If you mean that when you feed the numbers starting with some offset of pi into a specific algorithm you will get a rendering of the Mona Lisa, then yes, but so what? Allow me to introduce you to the PiMona algorithm. I won’t bother you with the implementation details, but it takes exactly one integer parameter. If it’s 3, it produces a beautiful rendering of the Mona Lisa. Anything else and it generates random garbage. Turns out, it’s really easy to find where the Mona Lisa is encoded in pi! It’s right there at the start.
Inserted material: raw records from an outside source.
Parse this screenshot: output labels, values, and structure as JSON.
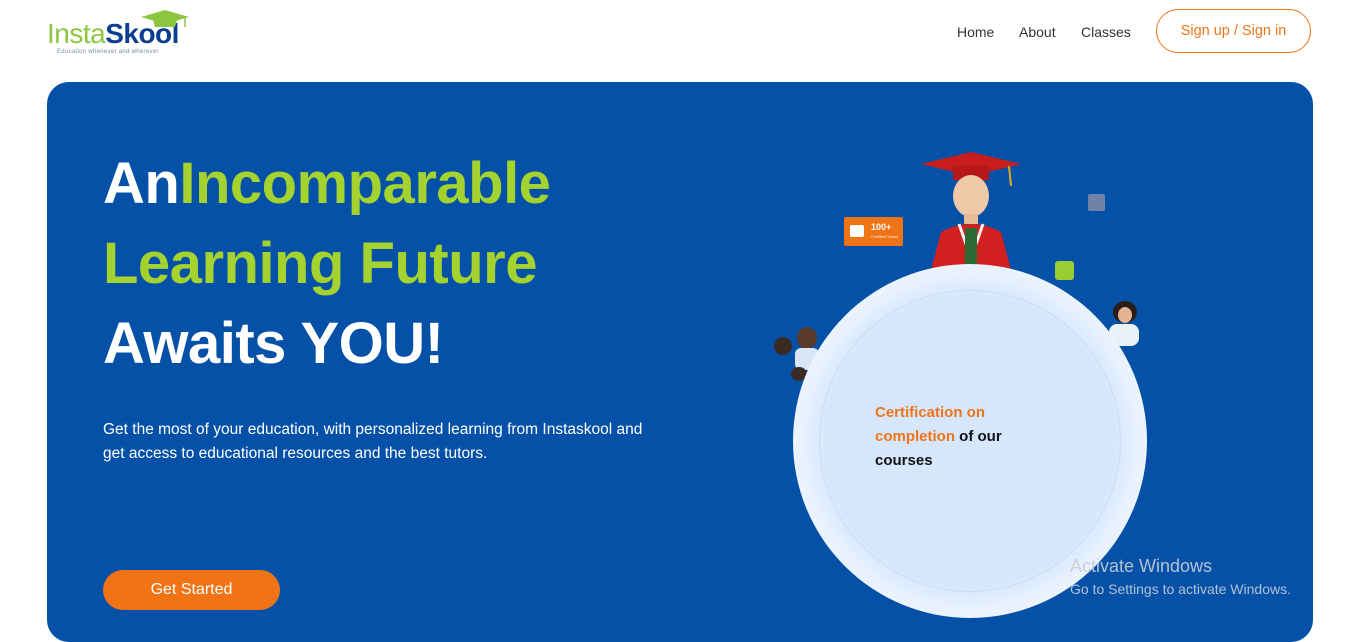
{
  "brand": {
    "part1": "Insta",
    "part2": "Skool",
    "tagline": "Education whenever and wherever"
  },
  "nav": {
    "links": [
      "Home",
      "About",
      "Classes"
    ],
    "sign_button": "Sign up / Sign in"
  },
  "hero": {
    "heading_line1_white": "An",
    "heading_line1_lime": "Incomparable",
    "heading_line2": "Learning Future",
    "heading_line3": "Awaits YOU!",
    "description": "Get the most of your education, with personalized learning from Instaskool and get access to educational resources and the best tutors.",
    "cta": "Get Started"
  },
  "illustration": {
    "badge_number": "100+",
    "badge_caption": "Certified Tutors",
    "cert_orange": "Certification on completion",
    "cert_black": " of our courses"
  },
  "watermark": {
    "title": "Activate Windows",
    "subtitle": "Go to Settings to activate Windows."
  },
  "colors": {
    "primary_blue": "#0551a7",
    "accent_orange": "#f07416",
    "accent_lime": "#a4d22e",
    "logo_navy": "#0b3d91"
  }
}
But let’s say you meant that the digits of pi at some offset, when encoded properly and fed into any algorithm that is theoretically capable of generating the Mona Lisa will cause that algorithm to do so, then sure. But that’s also true of random noise, and says more about the algorithm and the nature of random numbers than about the Mona Lisa somehow being encoded into the fabric of the universe (which I’m sure isn’t what you meant, but I’m just saying there’s nothing really special about pi in that regard, except that as far as we know, it continues infinitely).

[−] mfro 27d ago
I think they're going for more of a 'monkeys will eventually produce shakespeare' thing here. Which you can apply the same argument to - monkeys do not know english, don't know what they're typing, and theoretically english could devolve to a state where every sentence could be qualified as shakespeare, right? Your argument just seems unnecessarily pedantic.
[−] hammer32 28d ago
Exactly. Working in a constrained environment invites innovation.
[−] Unbeliever69 28d ago
Now do this on a Casio Watch next :)
[−] hyperhello 29d ago
Hello, if there are no XCMDs it should work adequately in HyperCard Simulator. I am only on my phone but I took a minute to import it.

https://hcsimulator.com/imports/MacMind---Trained-69E0132C

[−] watersb 28d ago
This is great!

I first studied back-propagation in 1988, at the same time I fell in love with HyperCard programming. This project helps me recall this elegant weapon for a more civilized age.

[−] nxobject 28d ago
I love this. From reading the nuts-and-bolts "parameters" (haha) of your implementation, I get the impression that the fundamental limit is, well, using a 32-bit platform to address the sizes of data that usually need at least 48 bits!
[−] gcanyon 29d ago
It's strange to think how modern concepts are only modern because no one thought of them back then. This feels (to me) like the germ theory being transferred back to the ancient greeks.
[−] tty456 28d ago
Where's the code for the actual HyperCard and building of the .img? I only see the python validator in the repo.
[−] rcarmo 28d ago
Neat. Looks like I found my new benchmark for my ARM64 JIT for BasiliskII :)

(still debugging it, but getting closer to full coverage)

[−] DetroitThrow 29d ago
This is very cool. Any more demos of inference output?